Mima followed my TikTok, liked every Instagram story, and texted me during every flight that I had a sudden rush of nerves. Mima was sharp, attentive, and totally with it. You’d truly have no clue she was in her 80’s. She’d want me to tell you she did her pilates every day and always got a walk in. She loved to make Blue Zone dinners and the Stanley Tucci chicken bolognese.
There’s so much more I want to say and that I will say about her. I find myself absolutely terrified at the prospect of days, weeks, months, and eventually years without her. So I’ll share one last thing.
It was a nice day in August a few years ago when I’d first moved back to the area. Her and I had run errands, and made our way back into the house. The weather was so temperate, the door to the living room was left open and the buzz of the world around us was made clear.
Mima looked at me a little bit puzzled, but with a big smile. When I asked her what she was thinking, she said,
“You know I am so lucky to be your Mima. But, I would’ve loved to have been born at the same time as you because I would’ve really loved to have been your friend.”
And I was not expecting that.
The truth is, Mima was a best friend. Despite our decades between us, we were more than grandmother and granddaughter. We were just girls two together. Our closeness made it easy to forget that our time forever was not promised and unexpected things happen.

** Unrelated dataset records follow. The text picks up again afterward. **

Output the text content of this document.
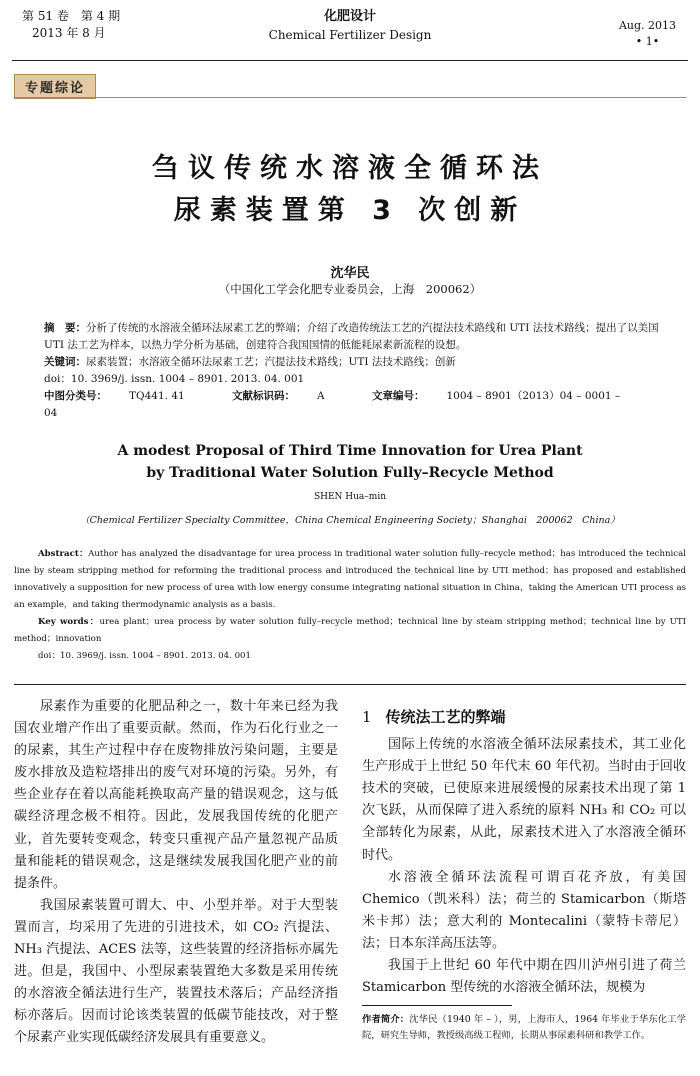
第 51 卷　第 4 期
2013 年 8 月
化肥设计
Chemical Fertilizer Design
Aug. 2013
• 1•
专题综论
刍议传统水溶液全循环法
尿素装置第 3 次创新
沈华民
（中国化工学会化肥专业委员会，上海　200062）
摘　要：分析了传统的水溶液全循环法尿素工艺的弊端；介绍了改造传统法工艺的汽提法技术路线和 UTI 法技术路线；提出了以美国 UTI 法工艺为样本，以热力学分析为基础，创建符合我国国情的低能耗尿素新流程的设想。
关键词：尿素装置；水溶液全循环法尿素工艺；汽提法技术路线；UTI 法技术路线；创新
doi：10. 3969/j. issn. 1004 – 8901. 2013. 04. 001
中图分类号： TQ441. 41	文献标识码： A	文章编号： 1004 – 8901（2013）04 – 0001 – 04
A modest Proposal of Third Time Innovation for Urea Plant
by Traditional Water Solution Fully–Recycle Method
SHEN Hua–min
（Chemical Fertilizer Specialty Committee，China Chemical Engineering Society；Shanghai　200062　China）

Abstract：Author has analyzed the disadvantage for urea process in traditional water solution fully–recycle method；has introduced the technical line by steam stripping method for reforming the traditional process and introduced the technical line by UTI method；has proposed and established innovatively a supposition for new process of urea with low energy consume integrating national situation in China，taking the American UTI process as an example，and taking thermodynamic analysis as a basis.

Key words：urea plant；urea process by water solution fully–recycle method；technical line by steam stripping method；technical line by UTI method；innovation

doi：10. 3969/j. issn. 1004 – 8901. 2013. 04. 001

尿素作为重要的化肥品种之一，数十年来已经为我国农业增产作出了重要贡献。然而，作为石化行业之一的尿素，其生产过程中存在废物排放污染问题，主要是废水排放及造粒塔排出的废气对环境的污染。另外，有些企业存在着以高能耗换取高产量的错误观念，这与低碳经济理念极不相符。因此，发展我国传统的化肥产业，首先要转变观念，转变只重视产品产量忽视产品质量和能耗的错误观念，这是继续发展我国化肥产业的前提条件。

我国尿素装置可谓大、中、小型并举。对于大型装置而言，均采用了先进的引进技术，如 CO₂ 汽提法、NH₃ 汽提法、ACES 法等，这些装置的经济指标亦属先进。但是，我国中、小型尿素装置绝大多数是采用传统的水溶液全循法进行生产，装置技术落后；产品经济指标亦落后。因而讨论该类装置的低碳节能技改，对于整个尿素产业实现低碳经济发展具有重要意义。

1 传统法工艺的弊端

国际上传统的水溶液全循环法尿素技术，其工业化生产形成于上世纪 50 年代末 60 年代初。当时由于回收技术的突破，已使原来进展缓慢的尿素技术出现了第 1 次飞跃，从而保障了进入系统的原料 NH₃ 和 CO₂ 可以全部转化为尿素，从此，尿素技术进入了水溶液全循环时代。

水溶液全循环法流程可谓百花齐放，有美国 Chemico（凯米科）法；荷兰的 Stamicarbon（斯塔米卡邦）法；意大利的 Montecalini（蒙特卡蒂尼）法；日本东洋高压法等。

我国于上世纪 60 年代中期在四川泸州引进了荷兰 Stamicarbon 型传统的水溶液全循环法，规模为

作者简介：沈华民（1940 年 – ），男，上海市人，1964 年毕业于华东化工学院，研究生导师，教授级高级工程师，长期从事尿素科研和教学工作。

But I was not expecting any of this.
She’d text me every time I wrote one of these, telling me how talented she thinks I am and that she hopes one day, I write a book of my own.
As I build up the courage to try to go downstairs and meet a world without her in it, I know that the world is not better off for it. One day, when I’m all wrinkly and with grandchildren of my own, I will ask them to call me Mima and I will hope to be girls with them too.
To Lois Ruth, my favorite person and one of my truest friends. I hope you read this and don’t get upset when you see me wearing your bathrobe downstairs.
I love you always, and thank you for being a girl with me.